VARSA ADALET YERİNİ BULDU
Ligin ikinci devresinde kalan bütün maçları kazanabileceğinize ne
zaman inanmaya başladınız?
Bunu Beşiktaş maçından sonra düşündüm. O haftadan sonra bütün
maçlarımızı kazanabileceğimizi hissettim. Ama inanın Antalya maçını
kazanamasaydık bugün topladığımız puanların yarısına bile
gelemezdik. Her zaman kazanmak rakip için baskı oluşturuyor. Bu
baskı onları yıkıyor. Sürekli kazanmanın çok faydasını gördük. Kötü
oynadığımız maçlar da oldu. Ama kazanmasını bildik. O dönemlerde
herkes bir adalet diye tutturmuş gidiyordu. Ben o söze çok inanmam
ama varsa adalet yerini buldu. İlk 5 hafta her maçta bir endişe
vardı. Ve böyle bir performans tarihte yoktu.
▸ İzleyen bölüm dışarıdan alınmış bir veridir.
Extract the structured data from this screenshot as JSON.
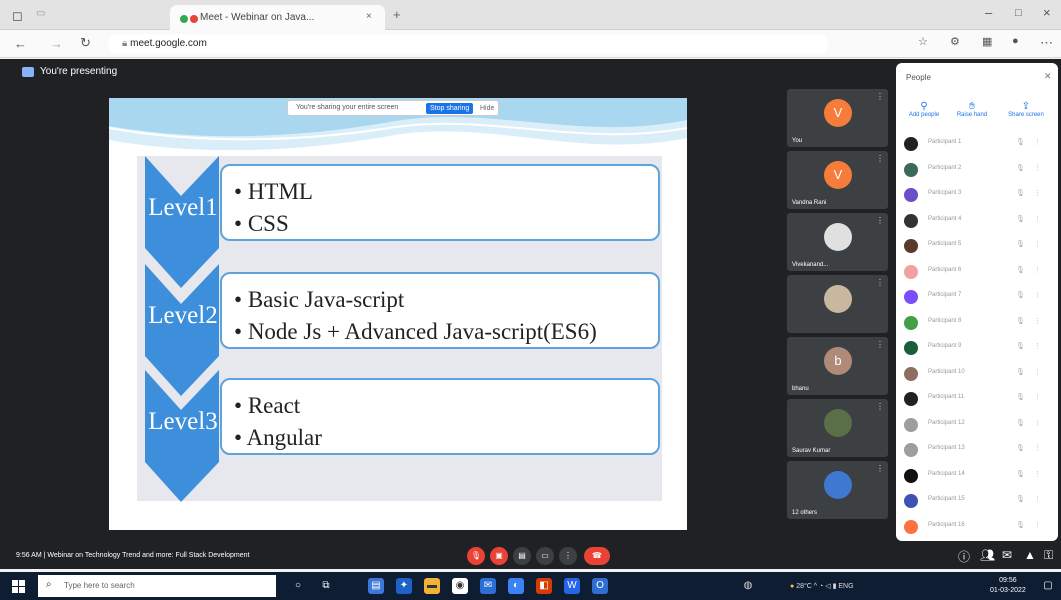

Bunu asla
hesaplayamazdık. Biz hesaplayamadığımıza göre Trabzonspor hiç
hesaplayamazdı.
“Yeni Malatya maçı sonrası Aykut hocamız bir konuşma yaptı, hepimiz
şoka girdik. Ben bu kadar derinden etkilendiğim bir konuşmayı
hatırlamıyorum. Hepimiz birbirimize baktık. Sonra tüm futbolcuların
artık egolarını bir yere bırakma zamanı geldiğine karar
verdik.”
AYKUT HOCA ŞOKA SOKTU[page_end]
Ligin devre arasından bu yana hep Antalya’da yaşananlar
konuşuluyor. Şu Antalya kampının iç yüzünü bir de sen anlatır
mısın?
Malatya maçından sonra Aykut hocanın durumu pek iyi değildi. Ne
yazık ki futbolda başarısız olunca ilk önce teknik direktör
sorgulanıyor. Ama bir gerçek var, futbolda yaşanan başarısızlığın
en büyük pay sahibi futbolculardır. O maçtan sonra bizim için çok
sıkıntılı bir dönem başlamıştı. Soyunma odasında bize bir konuşma
yaptı. Konuştuğu her şeyi söylemem mümkün değil. Ama o öyle bir
konuşmaydı ki hepimiz şoka girdik. Ben bu kadar derinden
etkilendiğim bir konuşmayı hatırlamıyorum. Öyle kaldık. Hepimizi
derinden etkiledi. O zaman hocanın bırakmak niyetinde olduğunu net
bir şekilde hissettik. Ve hepimiz birbirimize baktık. Ve şunu
anladık ki tüm futbolcuların bundan böyle egolarını bir yere
bırakma zamanı gelmişti. Herkes elini taşın altına sokma gereğine
karar verdi. Zaten bunu yapmasaydık başaramazdık. Hocanın
verebilecekleri bir yere kadardır. Sonuçta her şey futbolcuya
bağlıdır. Bir gerçek var. Ligin ikinci yarısında tüm futbolcular
Aykut Kocaman için oynadı. Hoca kendini bize inandırdı. Bu inançtan
sonra takımın sıçrama yapması son derece doğaldır. Ve bu sıçramayı
en dipten yaptık.
Bu iş bir konuşmayla olmaz herhalde. Sonrası nasıl geldi, neler
yaşandı?
Tabii ki yetmez. Malatya’da bir facia yaşamıştık. Ve bu faciayı
Pendik faciasına benzetiyorlardı. Bunu bize anlatıyorlardı. Ortada
çok kötü bir durum vardı. O gün Antalya’ya gidilirken uçakta hiçbir
şey konuşulmadı. Sessiz sakin gittik. Kampın ilk gününden itibaren
de Aykut hoca ve Ali Yıldırım bizimle sürekli toplantılar yaptı. Ve
bizim kendi aramızda yaptığımız toplantılar giderek çoğalmaya
başladı. Daha doğrusu takım içinde kenetlenme oluştu. Ben birçok
takımda oynadım. Eğer bir takımda kamp sırasında bütün futbolcular
bir odada toplanıp sürekli aralarında sohbet ediyorsa o takımda
işler yolunda demektir. Bir takımın iyi bir arkadaş grubu olup
olmadığını buradan anlayabilirsiniz. Grup grup başka odalarda
sohbetler yapıyorlarsa orada işler iyi değildir. Biz 15’e yakın
oyuncu hep beraberdik. Zaten bu sayı takımın iskeletini oluşturur.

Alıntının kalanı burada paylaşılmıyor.